Ação direta… para a consciência do genocídio. Por Alicia Alonso Merino.

Por Alicia Alonso Merino.

Armados com seus sprays de tinta, escada na mão, martelos e kufiyas, em 6 de agosto de 2024, um grupo de ativistas entrou na subsidiária britânica da fábrica de drones israelense da Elbit Systems em Filton, Bristol. Antes de serem despejados e presos pela polícia britânica, eles conseguiram pintar as instalações, danificar equipamentos e bloquear a produção. O grupo afirmou pertencer à Palestine Action (Ação Palestina) e optou por uma ação direta diante da inação e cumplicidade de seu governo em deter o genocídio em Gaza. Suas ações são um grito direto à consciência que busca paralisar a máquina de morte da guerra colonial impiedosa e interminável contra a população palestina.

Fundada em 2020, a Palestine Action se define como uma organização pró-Palestina para desestabilizar a indústria armamentista no Reino Unido por meio de ação direta. O compromisso deles é acabar com o envolvimento global no regime genocida e do apartheid de Israel. Desde sua fundação, suas ações, da mesma profundidade das da fábrica em Filton, multiplicaram-se por todo o Reino Unido.

Seus métodos são formas de resistência civil, como pintura, bloqueio de prédios, acorrentamento à infraestrutura, danificação de equipamentos, etc. Essa multinacional sionista é uma das principais empresas israelenses de tecnologia militar que produz aqueles horríveis drones quadricópteros sempre presentes em Gaza que assassinam e aterrorizam a população palestina.

Mas o establishment não demorou a reagir. Ostentando o abuso autoritário de poder, a resposta do governo britânico (sob pressão do lobby sionista) tem sido proibir a Palestine Action, classificando-a como uma organização “terrorista” e processando as ações desses ativistas sob as leis antiterrorismo.
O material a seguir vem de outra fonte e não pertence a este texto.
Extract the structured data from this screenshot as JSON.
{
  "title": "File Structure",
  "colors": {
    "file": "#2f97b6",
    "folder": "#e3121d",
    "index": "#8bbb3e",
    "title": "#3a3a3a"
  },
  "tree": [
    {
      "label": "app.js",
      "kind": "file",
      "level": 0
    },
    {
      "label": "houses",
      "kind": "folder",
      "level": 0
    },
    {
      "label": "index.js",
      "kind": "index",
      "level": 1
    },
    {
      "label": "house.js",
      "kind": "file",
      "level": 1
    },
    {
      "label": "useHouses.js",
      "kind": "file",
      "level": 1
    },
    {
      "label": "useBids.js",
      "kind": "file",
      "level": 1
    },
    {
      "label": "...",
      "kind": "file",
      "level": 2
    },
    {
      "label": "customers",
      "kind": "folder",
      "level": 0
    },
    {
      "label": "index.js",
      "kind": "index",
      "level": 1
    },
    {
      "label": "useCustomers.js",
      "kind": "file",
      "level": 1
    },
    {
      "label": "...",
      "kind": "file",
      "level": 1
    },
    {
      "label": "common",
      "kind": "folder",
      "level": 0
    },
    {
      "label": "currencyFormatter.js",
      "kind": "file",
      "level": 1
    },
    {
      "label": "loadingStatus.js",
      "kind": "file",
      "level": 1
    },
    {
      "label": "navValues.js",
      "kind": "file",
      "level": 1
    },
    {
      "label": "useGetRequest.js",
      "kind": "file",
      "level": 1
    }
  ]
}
É como se o Estado estivesse dizendo que pintar um avião é mais perigoso do que a cumplicidade com guerras. Pintar de vermelho é terrorismo? Que absurdo e doloroso para a liberdade de expressão!

As consequências por ser membro ou simplesmente demonstrar apoio, mesmo com um simples cartaz ou usando uma camiseta da Palestine Action, tornaram-se um crime punível com até 14 anos de prisão. Ainda temos imagens vívidas de centenas de pessoas (muitas delas bastante antigas) neste verão, sendo presas apenas por segurar um cartaz.

Atualmente, há 33 pessoas presas por pertencerem a essa organização (24 delas pela ação de Filton) que estão privadas de liberdade há mais de um ano. Pelo menos seis delas entraram em greve de fome em 5 de novembro deste ano para protestar contra o “abuso sistemático” nas prisões, incluindo guardas chamando-os de “terroristas”, confiscando suas roupas – incluindo suas kufiyas palestinas – e restringindo suas visitas e correspondências. Suas demandas vão desde a cessação imediata de toda censura e restrições à correspondência e comunicações, fiança imediata e incondicional, direito a um julgamento justo e transparente, até o fim da criminalização da organização e o fechamento definitivo de todas as instalações da Elbit Systems no Reino Unido.

Em 19 de novembro, começou o julgamento de 6 das 24 pessoas processadas na ação em Filton. Mas o que está acontecendo no tribunal de Londres é muito mais do que o destino de um grupo de ativistas. É um julgamento sobre os limites da liberdade de expressão, da própria democracia britânica e de suas leis antiterrorismo. Um momento crucial em que o Estado tentará justificar o injustificável defendendo a segurança batida, enquanto ativistas buscarão colocar a indústria armamentista “no banco dos réus” novamente diante da opinião pública, argumentando a proibição desproporcional e a violação do direito à liberdade de expressão.

Até mesmo o Alto Comissariado das Nações Unidas para os Direitos Humanos alertou que o Reino Unido está usando leis antiterrorismo para suprimir protestos legítimos, o que deveria nos preocupar quanto ao precedente que isso pode estabelecer nesse caminho já avançado de restrições de direitos e liberdades civis.

As ações diretas da Palestine Action são um chamado direto ao que resta da consciência em nossas sociedades ocidentais, que são bem-pensantes e cúmplices de um genocídio que continua na Palestina, apesar do suposto cessar-fogo. Pedir a libertação dos 24 de Filton é um ato de justiça que deve andar lado a lado com o pedido da libertação de todos os prisioneiros palestinos. Nossas democracias estão em jogo… e nossas consciências.

Alicia Alonso Merino é feminista e advogada de direitos humanos. Realiza acompanhamento socio-jurídico em presídios de diferentes países.